Grantchester will obviously, and quite rightly, continue to exploit its literary associations, and Brooke paid homage to the poet Lord Byron, also a former resident of Cambridge, and whose existence is now remembered in the nearby Byrons Pool.

Not all remains of the original Grantchester, and the Green Man pub is a casualty. This sign is perhaps a humorous reminder of past times, and certainly the content is politically incorrect:


‘Rupert Brooke’, by Wilfrid Wilson Gibson


I

Your face was lifted to the golden sky
Ablaze beyond the black roofs of the square
As flame on flame leapt, flourishing in air
Its tumult of red stars exultantly
To the cold constellations dim and high:
And as we neared the roaring ruddy flare
Kindled to gold your throat and brow and hair
Until you burned, a flame of ecstasy.

The golden head goes down into the night
Quenched in cold gloom — and yet again you stand
Beside me now with lifted face alight,
As, flame to flame, and fire to fire you burn…
Then, recollecting, laughingly you turn,
And look into my eyes and take my hand.

II

Once in my garret — you being far away
Tramping the hills and breathing upland air,
Or so I fancied — brooding in my chair,
I watched the London sunshine feeble and grey
Dapple my desk, too tired to labour more,
When, looking up, I saw you standing there
Although I'd caught no footstep on the stair,
Like sudden April at my open door.

Though now beyond earth's farthest hills you fare,
Song-crowned, immortal, sometimes it seems to me
That, if I listen very quietly,
Perhaps I'll hear a light foot on the stair
And see you, standing with your angel air,
Fresh from the uplands of eternity.

III

Your eyes rejoiced in colour's ecstasy,
Fulfilling even their uttermost desire,
When, over a great sunlit field afire
With windy poppies streaming like a sea
Of scarlet flame that flaunted riotously
Among green orchards of that western shire,
You gazed as though your heart could never tire
Of life's red flood in summer revelry.


And as I watched you, little thought had I
How soon beneath the dim low-drifting sky
Your soul should wander down the darkling way,
With eyes that peer a little wistfully,
Half-glad, half-sad, remembering, as they see
Lethean poppies, shrivelling ashen grey.

IV

October chestnuts showered their perishing gold
Over us as beside the stream we lay
In the Old Vicarage garden that blue day,
Talking of verse and all the manifold
Delights a little net of words may hold,
While in the sunlight water-voles at play
Dived under a trailing crimson bramble-spray,
And walnuts thudded ripe on soft black mould.

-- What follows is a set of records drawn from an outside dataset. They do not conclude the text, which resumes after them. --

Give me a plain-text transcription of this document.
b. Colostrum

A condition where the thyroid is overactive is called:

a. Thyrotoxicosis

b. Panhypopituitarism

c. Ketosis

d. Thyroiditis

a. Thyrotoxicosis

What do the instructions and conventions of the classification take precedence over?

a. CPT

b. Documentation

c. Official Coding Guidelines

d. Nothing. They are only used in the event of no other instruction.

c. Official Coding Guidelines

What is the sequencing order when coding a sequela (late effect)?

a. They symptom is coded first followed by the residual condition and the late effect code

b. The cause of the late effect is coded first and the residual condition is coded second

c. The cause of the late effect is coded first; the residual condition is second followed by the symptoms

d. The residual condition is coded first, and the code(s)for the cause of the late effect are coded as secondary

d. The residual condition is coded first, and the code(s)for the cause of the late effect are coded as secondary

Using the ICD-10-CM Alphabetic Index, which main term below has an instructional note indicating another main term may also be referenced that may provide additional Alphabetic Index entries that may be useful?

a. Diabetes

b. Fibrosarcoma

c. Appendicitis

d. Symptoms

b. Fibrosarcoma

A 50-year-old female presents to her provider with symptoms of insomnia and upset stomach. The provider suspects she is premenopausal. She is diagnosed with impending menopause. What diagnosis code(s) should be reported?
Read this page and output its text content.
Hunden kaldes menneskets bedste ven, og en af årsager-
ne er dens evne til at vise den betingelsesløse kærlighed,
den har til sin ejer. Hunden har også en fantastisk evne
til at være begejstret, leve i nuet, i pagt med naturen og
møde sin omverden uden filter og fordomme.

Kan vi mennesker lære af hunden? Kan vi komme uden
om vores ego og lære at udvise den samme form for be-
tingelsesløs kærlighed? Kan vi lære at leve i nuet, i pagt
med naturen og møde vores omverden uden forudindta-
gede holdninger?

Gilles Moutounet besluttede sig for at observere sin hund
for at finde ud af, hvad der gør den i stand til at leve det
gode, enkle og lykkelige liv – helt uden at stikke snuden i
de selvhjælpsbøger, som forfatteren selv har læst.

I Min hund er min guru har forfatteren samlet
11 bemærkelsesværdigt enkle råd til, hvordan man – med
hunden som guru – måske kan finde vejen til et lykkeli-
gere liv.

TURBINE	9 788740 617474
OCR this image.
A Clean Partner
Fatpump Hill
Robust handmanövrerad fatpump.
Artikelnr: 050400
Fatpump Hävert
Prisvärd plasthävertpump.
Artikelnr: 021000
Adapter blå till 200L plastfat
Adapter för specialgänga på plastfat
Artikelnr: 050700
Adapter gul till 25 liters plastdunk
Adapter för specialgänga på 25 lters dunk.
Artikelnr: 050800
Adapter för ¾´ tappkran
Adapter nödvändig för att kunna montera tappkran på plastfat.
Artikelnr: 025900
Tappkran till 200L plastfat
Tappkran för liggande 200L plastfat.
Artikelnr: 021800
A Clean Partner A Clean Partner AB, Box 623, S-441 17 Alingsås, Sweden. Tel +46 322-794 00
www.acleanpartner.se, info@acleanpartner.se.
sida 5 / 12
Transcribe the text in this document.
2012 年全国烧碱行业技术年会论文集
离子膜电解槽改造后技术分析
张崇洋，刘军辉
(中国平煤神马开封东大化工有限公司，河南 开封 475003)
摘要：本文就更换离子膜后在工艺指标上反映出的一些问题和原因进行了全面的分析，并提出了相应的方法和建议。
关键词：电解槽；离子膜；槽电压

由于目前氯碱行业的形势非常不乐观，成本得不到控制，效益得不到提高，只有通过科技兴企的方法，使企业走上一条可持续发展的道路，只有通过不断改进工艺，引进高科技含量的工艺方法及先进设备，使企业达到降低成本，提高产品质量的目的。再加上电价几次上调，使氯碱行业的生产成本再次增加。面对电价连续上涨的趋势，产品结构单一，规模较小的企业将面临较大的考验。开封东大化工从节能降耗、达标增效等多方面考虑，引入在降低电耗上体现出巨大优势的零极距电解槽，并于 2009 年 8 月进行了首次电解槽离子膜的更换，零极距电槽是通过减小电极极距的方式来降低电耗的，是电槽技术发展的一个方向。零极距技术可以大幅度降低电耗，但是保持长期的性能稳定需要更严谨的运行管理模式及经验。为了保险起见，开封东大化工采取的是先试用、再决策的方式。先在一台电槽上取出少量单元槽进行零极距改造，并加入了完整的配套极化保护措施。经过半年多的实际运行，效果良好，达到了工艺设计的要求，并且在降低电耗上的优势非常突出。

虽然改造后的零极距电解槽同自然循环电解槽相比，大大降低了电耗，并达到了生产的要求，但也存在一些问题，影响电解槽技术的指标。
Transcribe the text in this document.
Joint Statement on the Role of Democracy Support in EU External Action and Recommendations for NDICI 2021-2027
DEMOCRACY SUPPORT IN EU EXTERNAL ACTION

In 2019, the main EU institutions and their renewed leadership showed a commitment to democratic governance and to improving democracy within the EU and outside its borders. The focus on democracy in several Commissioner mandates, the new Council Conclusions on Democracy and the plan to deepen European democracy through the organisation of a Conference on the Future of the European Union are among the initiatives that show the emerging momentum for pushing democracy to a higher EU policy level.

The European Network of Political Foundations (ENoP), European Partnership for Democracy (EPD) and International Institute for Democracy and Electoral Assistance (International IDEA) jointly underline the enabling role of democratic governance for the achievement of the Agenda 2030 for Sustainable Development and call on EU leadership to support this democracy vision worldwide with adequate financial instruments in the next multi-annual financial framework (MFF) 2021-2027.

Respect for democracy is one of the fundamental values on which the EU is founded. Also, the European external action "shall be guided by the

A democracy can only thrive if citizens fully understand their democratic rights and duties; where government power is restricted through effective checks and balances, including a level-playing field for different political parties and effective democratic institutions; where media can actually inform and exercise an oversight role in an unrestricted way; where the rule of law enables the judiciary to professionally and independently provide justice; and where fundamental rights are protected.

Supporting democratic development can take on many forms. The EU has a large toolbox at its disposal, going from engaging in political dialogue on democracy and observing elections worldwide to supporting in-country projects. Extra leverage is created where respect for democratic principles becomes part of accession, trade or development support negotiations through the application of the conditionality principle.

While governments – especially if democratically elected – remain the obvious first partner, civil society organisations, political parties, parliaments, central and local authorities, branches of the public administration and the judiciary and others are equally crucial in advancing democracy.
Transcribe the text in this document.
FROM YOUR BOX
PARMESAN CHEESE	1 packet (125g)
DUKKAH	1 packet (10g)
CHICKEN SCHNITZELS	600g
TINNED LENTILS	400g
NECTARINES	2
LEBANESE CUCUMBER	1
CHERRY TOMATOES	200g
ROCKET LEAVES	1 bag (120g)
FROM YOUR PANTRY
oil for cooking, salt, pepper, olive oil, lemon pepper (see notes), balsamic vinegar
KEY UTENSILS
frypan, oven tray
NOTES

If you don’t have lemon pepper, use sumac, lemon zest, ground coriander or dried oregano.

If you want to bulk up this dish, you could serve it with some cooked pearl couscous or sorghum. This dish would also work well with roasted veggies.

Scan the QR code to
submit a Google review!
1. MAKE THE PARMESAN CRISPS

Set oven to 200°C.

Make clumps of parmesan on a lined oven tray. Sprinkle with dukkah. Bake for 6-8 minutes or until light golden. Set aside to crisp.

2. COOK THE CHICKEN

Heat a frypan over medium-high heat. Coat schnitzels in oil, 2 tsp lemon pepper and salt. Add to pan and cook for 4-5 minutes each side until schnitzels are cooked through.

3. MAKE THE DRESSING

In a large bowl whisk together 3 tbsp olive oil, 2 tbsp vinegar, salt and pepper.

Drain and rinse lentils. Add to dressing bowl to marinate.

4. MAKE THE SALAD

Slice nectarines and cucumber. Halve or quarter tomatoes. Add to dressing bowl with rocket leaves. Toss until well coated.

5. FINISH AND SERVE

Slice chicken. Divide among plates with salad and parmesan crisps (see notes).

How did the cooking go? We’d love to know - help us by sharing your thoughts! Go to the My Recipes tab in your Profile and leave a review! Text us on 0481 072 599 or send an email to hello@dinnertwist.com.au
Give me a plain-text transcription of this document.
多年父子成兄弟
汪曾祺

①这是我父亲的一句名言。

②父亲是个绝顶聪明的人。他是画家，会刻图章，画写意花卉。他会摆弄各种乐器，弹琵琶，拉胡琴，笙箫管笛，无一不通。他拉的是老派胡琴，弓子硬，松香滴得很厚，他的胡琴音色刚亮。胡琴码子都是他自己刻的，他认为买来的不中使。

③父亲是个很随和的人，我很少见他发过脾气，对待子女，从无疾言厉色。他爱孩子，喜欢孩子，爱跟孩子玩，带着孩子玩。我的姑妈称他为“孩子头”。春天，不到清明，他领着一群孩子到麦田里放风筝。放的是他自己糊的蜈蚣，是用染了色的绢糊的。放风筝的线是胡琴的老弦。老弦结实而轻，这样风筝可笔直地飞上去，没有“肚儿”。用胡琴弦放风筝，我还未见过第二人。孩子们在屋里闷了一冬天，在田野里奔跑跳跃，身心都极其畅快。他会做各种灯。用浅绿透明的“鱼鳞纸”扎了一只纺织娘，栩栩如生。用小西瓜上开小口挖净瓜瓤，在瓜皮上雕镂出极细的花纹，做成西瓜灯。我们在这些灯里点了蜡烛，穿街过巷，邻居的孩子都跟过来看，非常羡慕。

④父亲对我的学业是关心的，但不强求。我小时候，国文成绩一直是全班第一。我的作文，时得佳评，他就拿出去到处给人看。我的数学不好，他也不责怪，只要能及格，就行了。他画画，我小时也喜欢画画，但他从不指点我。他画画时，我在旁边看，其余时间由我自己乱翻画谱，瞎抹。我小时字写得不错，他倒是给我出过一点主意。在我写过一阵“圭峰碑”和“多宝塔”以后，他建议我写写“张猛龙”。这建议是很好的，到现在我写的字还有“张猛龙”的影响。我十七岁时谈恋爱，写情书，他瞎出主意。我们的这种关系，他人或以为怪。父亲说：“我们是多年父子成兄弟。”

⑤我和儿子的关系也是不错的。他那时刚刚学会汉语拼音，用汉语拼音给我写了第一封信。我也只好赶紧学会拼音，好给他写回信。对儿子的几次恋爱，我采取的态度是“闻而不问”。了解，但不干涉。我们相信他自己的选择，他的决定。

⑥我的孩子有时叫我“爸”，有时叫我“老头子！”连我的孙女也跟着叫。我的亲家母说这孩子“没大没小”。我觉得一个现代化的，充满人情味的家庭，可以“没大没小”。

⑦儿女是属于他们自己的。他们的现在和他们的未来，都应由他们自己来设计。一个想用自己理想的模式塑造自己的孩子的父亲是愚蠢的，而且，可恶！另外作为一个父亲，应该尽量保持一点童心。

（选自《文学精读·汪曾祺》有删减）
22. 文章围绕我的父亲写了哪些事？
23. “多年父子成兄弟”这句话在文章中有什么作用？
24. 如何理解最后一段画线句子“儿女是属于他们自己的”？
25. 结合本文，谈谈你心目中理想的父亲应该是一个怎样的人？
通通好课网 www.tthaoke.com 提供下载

Your soul goes down unto a darker stream
Alone, O friend, yet even in death's deep night
Your eyes may grow accustomed to the dark
And Styx for you may have the ripple and gleam
Of your familiar river, and Charon's bark
Tarry by that old garden of your delight.

2 comments:

Viola said...

Beautifully-written post. I am a big fan of Rupert Brooke's poetry.

Dr Tony Shaw said...

Many thanks for your comment, Viola.